Though the decisions of the tribunals were often criticized for delays, certain legal norms were firmly established. The principle of reasonable and equitable utilization was the guiding rule for the tribunals in resolving riparian rights of the conflicting states. In the process a number of principles emerged (Salman 2002). Some of them were: i) the manner in which dependable flow can be calculated and the consequences of failure of one state to utilize its share during one water year, and ii) treatment of prescriptive rights and of excess or deficit flows. Thus, the creation of tribunals for conflict resolution was very useful; many constitutional experts feels that a more assertive role can be played by the centre in matters regarding water. The background paper on Article 262 (Bakshi 2002) and inter-state disputes relating to water for the National Commission for the working of constitution, exclusively dealt with various ‘legal provisions’ and ‘doctrines’ involved in sharing of water in between the states. Barring the legislative role, the center can however, influence the states by making policy announcements and allocation of budgetary resources. Since most of the state governments are severely cash-strapped, the center can and does influence the states through budgetary allocations. The Sarkaria Commission on center-state relations examined the issue of constitutional provisions in respect to water and could not find favor with the suggestion that water should be included in the union list alone. The National Commission for Integrated Water Resources Development (1999) was of the opinion that while constitutional changes are not required, it urged the union government to enact laws to deal more effectively with inter-state rivers and develop effective institutional consultative mechanisms through which the center and states could agree on a number of issues related to water.
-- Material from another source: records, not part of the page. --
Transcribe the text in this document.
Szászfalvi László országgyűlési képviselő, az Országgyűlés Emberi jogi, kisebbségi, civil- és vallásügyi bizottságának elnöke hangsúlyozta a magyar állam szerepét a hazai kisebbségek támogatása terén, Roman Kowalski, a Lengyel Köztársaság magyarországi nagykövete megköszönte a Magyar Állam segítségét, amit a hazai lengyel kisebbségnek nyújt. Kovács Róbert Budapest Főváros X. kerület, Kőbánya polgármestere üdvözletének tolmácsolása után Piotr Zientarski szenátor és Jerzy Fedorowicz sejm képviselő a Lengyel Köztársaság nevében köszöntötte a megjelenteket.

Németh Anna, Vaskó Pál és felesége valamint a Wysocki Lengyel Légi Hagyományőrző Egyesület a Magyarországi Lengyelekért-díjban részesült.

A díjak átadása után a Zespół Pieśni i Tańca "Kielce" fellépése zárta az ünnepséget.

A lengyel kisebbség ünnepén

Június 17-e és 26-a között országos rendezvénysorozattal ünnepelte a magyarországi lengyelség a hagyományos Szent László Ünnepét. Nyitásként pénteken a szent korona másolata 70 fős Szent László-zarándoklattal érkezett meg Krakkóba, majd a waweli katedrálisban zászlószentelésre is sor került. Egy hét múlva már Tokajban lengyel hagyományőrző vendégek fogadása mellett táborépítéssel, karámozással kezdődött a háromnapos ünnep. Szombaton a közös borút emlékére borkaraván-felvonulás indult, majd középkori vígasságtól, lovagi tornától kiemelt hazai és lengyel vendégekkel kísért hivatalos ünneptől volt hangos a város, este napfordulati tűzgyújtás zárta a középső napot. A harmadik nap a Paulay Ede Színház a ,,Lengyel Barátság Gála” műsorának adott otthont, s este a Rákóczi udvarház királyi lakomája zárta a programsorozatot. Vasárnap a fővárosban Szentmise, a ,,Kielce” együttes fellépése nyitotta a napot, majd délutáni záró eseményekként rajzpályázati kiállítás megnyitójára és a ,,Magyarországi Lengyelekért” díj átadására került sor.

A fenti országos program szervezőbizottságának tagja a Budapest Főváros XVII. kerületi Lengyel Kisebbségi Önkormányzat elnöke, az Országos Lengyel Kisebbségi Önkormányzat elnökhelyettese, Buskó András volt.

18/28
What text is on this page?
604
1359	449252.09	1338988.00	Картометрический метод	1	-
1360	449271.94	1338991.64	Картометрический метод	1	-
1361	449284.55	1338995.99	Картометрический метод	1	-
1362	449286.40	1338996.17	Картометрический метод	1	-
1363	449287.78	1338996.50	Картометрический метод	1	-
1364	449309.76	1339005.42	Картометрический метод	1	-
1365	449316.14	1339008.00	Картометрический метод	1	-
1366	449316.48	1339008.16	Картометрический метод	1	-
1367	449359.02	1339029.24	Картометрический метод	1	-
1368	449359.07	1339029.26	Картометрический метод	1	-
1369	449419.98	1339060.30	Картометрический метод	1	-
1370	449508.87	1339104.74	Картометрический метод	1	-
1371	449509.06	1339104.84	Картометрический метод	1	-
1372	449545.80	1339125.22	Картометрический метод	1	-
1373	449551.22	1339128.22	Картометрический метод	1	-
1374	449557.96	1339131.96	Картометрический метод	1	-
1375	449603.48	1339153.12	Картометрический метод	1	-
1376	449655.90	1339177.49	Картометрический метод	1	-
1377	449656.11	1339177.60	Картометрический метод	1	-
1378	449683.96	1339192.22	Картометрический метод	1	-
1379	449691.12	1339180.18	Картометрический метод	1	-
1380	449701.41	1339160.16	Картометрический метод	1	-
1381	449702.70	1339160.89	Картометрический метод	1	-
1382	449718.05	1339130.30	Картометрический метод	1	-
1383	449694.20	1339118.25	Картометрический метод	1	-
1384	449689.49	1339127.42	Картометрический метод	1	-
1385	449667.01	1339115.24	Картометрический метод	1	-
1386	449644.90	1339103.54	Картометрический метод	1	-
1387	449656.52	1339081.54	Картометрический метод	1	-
Soon after independence there was a lot of emphasis on providing irrigation infrastructure. Over a period of time we find that the large irrigation projects are no longer preferred. Over the years poverty alleviation programs of various types have expanded in size and today absorb a large volume of resources. The plan provision for rural development is Rs.7,000 crores, for food subsidy Rs.13,000 crores and for kerosene and LPG the subsidy is about Rs.12,000 crores, making a total of Rs.32,000 crores. Against this, the provision for irrigation is only Rs.17,000 crores. The drop in the public investment in irrigation is largely due to the resource crunch faced by the governments – both center and state. However, there is considerable scope to improve the efficiency of existing irrigation infrastructure through better and more participative management practices, making use of the potential already created.